At home in the evenings I play at designing neural networks (I have yet to put one together that works) but am genuinely fascinated. Some video production houses have responded positively to my resume and a job seems possible. Ami and I talk long hours about the future, whether to move to India or stay in the Northeast.
G___ and M___ came over on Sunday, last week. The day before, they had both told all their friends that M___ was eleven weeks pregnant. Now, as we sat on our living room floor watching “Star Wars”, she stood up suddenly and dashed to the bathroom. Ami went with her, and then came back a short time later to look for a jar. G___ took the jar into the bathroom. The fetus and placenta had come out. Even at eleven weeks they saw the little body, and the bones, and described the placenta as having a cluster of swollen vessels ‘ like an aneurysm’. G___ excused himself and took the jar over to his biology lab to immerse the remnants of their child in some formaldehyde.

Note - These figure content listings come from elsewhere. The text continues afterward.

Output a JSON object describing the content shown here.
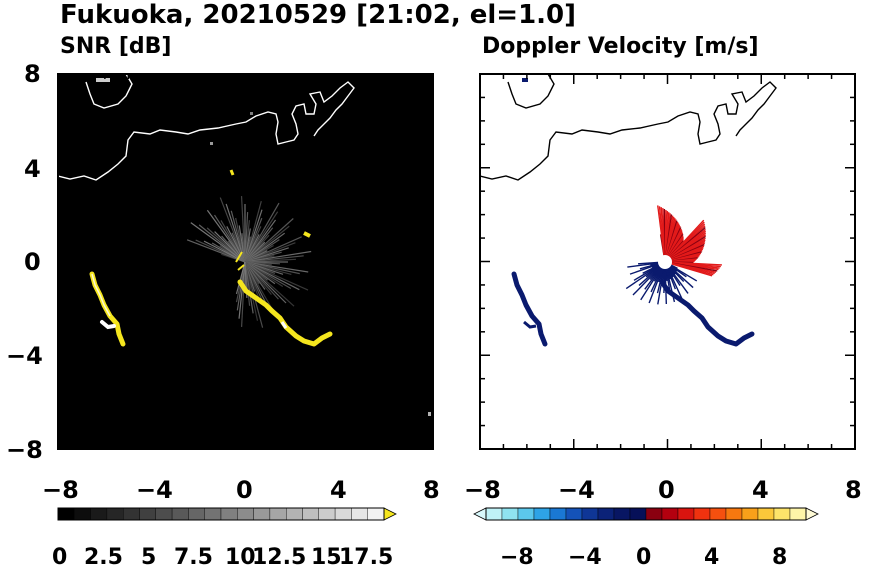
{
  "title": "Fukuoka, 20210529 [21:02, el=1.0]",
  "colors": {
    "snr_background": "#000000",
    "coastline_on_dark": "#ffffff",
    "coastline_on_light": "#000000",
    "echo_high": "#f5e61e",
    "echo_bright": "#ffffff",
    "receding": "#e21a1a",
    "approaching": "#0a1a6e"
  },
  "chart_data": [
    {
      "type": "heatmap",
      "title": "SNR [dB]",
      "xlim": [
        -8,
        8
      ],
      "ylim": [
        -8,
        8
      ],
      "x_ticks": [
        "−8",
        "−4",
        "0",
        "4",
        "8"
      ],
      "y_ticks": [
        "8",
        "4",
        "0",
        "−4",
        "−8"
      ],
      "colorbar": {
        "range": [
          0,
          20
        ],
        "ticks": [
          "0",
          "2.5",
          "5",
          "7.5",
          "10",
          "12.5",
          "15",
          "17.5"
        ],
        "extend": "max",
        "colors": [
          "#000000",
          "#0d0d0d",
          "#1a1a1a",
          "#262626",
          "#333333",
          "#404040",
          "#4d4d4d",
          "#595959",
          "#666666",
          "#737373",
          "#808080",
          "#8c8c8c",
          "#999999",
          "#a6a6a6",
          "#b3b3b3",
          "#bfbfbf",
          "#cccccc",
          "#d9d9d9",
          "#e6e6e6",
          "#f2f2f2"
        ],
        "extend_color": "#f5e61e"
      }
    },
    {
      "type": "heatmap",
      "title": "Doppler Velocity [m/s]",
      "xlim": [
        -8,
        8
      ],
      "ylim": [
        -8,
        8
      ],
      "x_ticks": [
        "−8",
        "−4",
        "0",
        "4",
        "8"
      ],
      "y_ticks": [],
      "colorbar": {
        "range": [
          -10,
          10
        ],
        "ticks": [
          "−8",
          "−4",
          "0",
          "4",
          "8"
        ],
        "extend": "both",
        "colors": [
          "#bff2f7",
          "#8fe3f0",
          "#5cc8ec",
          "#2ea3e6",
          "#1a78d4",
          "#1452b8",
          "#0f3696",
          "#0b2278",
          "#081663",
          "#061058",
          "#8a0010",
          "#b3000f",
          "#d9140f",
          "#f0320f",
          "#f5500f",
          "#f7780f",
          "#f9a01a",
          "#fbc83a",
          "#fde46a",
          "#fef5a8"
        ],
        "extend_low_color": "#d8f8fb",
        "extend_high_color": "#fffbd6"
      }
    }
  ]
}
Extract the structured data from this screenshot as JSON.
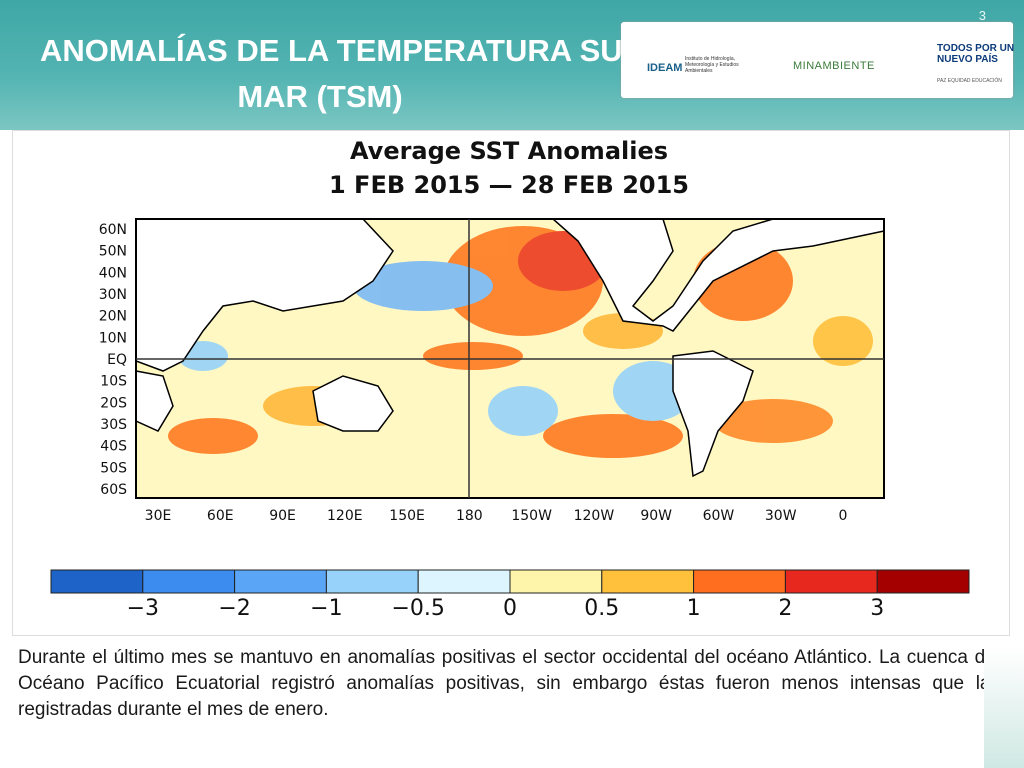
{
  "slide_number": "3",
  "title": {
    "line1": "ANOMALÍAS DE LA TEMPERATURA SUPERFICIAL DEL",
    "line2": "MAR (TSM)"
  },
  "logos": {
    "ideam": "IDEAM",
    "ideam_full": "Instituto de Hidrología, Meteorología y Estudios Ambientales",
    "minambiente": "MINAMBIENTE",
    "gobierno": "TODOS POR UN NUEVO PAÍS",
    "lema": "PAZ EQUIDAD EDUCACIÓN"
  },
  "figure": {
    "title": "Average SST Anomalies",
    "period": "1 FEB 2015 — 28 FEB 2015",
    "lat_labels": [
      "60N",
      "50N",
      "40N",
      "30N",
      "20N",
      "10N",
      "EQ",
      "10S",
      "20S",
      "30S",
      "40S",
      "50S",
      "60S"
    ],
    "lon_labels": [
      "30E",
      "60E",
      "90E",
      "120E",
      "150E",
      "180",
      "150W",
      "120W",
      "90W",
      "60W",
      "30W",
      "0"
    ],
    "colorbar": {
      "colors": [
        "#1e64c8",
        "#3c8cf0",
        "#5aa5f5",
        "#96d2fa",
        "#dcf5ff",
        "#fff5aa",
        "#ffc03c",
        "#ff6e1e",
        "#e6281e",
        "#a50000"
      ],
      "labels": [
        "−3",
        "−2",
        "−1",
        "−0.5",
        "0",
        "0.5",
        "1",
        "2",
        "3"
      ]
    }
  },
  "paragraph": "Durante el último mes se mantuvo en anomalías positivas el sector occidental del océano Atlántico. La cuenca del Océano Pacífico Ecuatorial registró anomalías positivas, sin embargo éstas fueron menos intensas que las registradas durante el mes de enero."
}
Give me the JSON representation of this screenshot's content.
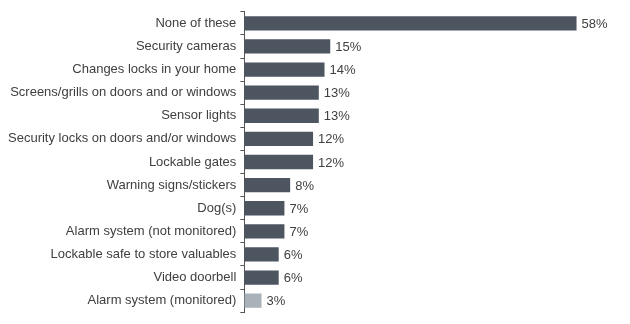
{
  "chart_data": {
    "type": "bar",
    "orientation": "horizontal",
    "categories": [
      "None of these",
      "Security cameras",
      "Changes locks in your home",
      "Screens/grills on doors and or windows",
      "Sensor lights",
      "Security locks on doors and/or windows",
      "Lockable gates",
      "Warning signs/stickers",
      "Dog(s)",
      "Alarm system (not monitored)",
      "Lockable safe to store valuables",
      "Video doorbell",
      "Alarm system (monitored)"
    ],
    "values": [
      58,
      15,
      14,
      13,
      13,
      12,
      12,
      8,
      7,
      7,
      6,
      6,
      3
    ],
    "value_labels": [
      "58%",
      "15%",
      "14%",
      "13%",
      "13%",
      "12%",
      "12%",
      "8%",
      "7%",
      "7%",
      "6%",
      "6%",
      "3%"
    ],
    "colors": [
      "#4c5560",
      "#4c5560",
      "#4c5560",
      "#4c5560",
      "#4c5560",
      "#4c5560",
      "#4c5560",
      "#4c5560",
      "#4c5560",
      "#4c5560",
      "#4c5560",
      "#4c5560",
      "#a9b1b9"
    ],
    "data_labels": true,
    "tick_labels": "y",
    "grid": false
  }
}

When he got back we resumed watching the movie. On one level it had a been a pregnancy that they had only been hopeful about for a short time. On another level, it was a real death, but one that we couldn't really understand in many ways. We all sat there wondering which it was. I was first puzzled why G___ wanted to preserve the remains - but later I thought to honor them - what else does one do? Later, trying to make light of the incident, he said he wanted to dissect it. His softer side was showing.
M___ tried to be strong, but I could see she was near tears the whole day, holding back hysteria, holding back on a pit inside of her, that she was terrified of looking into.
She insisted on driving home.
Saturday April 24, 1993 - Ideas for the structure of a book, talks with Ami, thoughts about media, nationalism, etc.
Monday April 26, 1993 - Daffodils are up, filling the passageway at the back of the building with a heady scent. Yesterday I read through a lot of outdated Vanity Fair magazines, and went through scenting all the samples for the perfume ads.
Some of the new smells are quite daring in their resemblance to different body parts.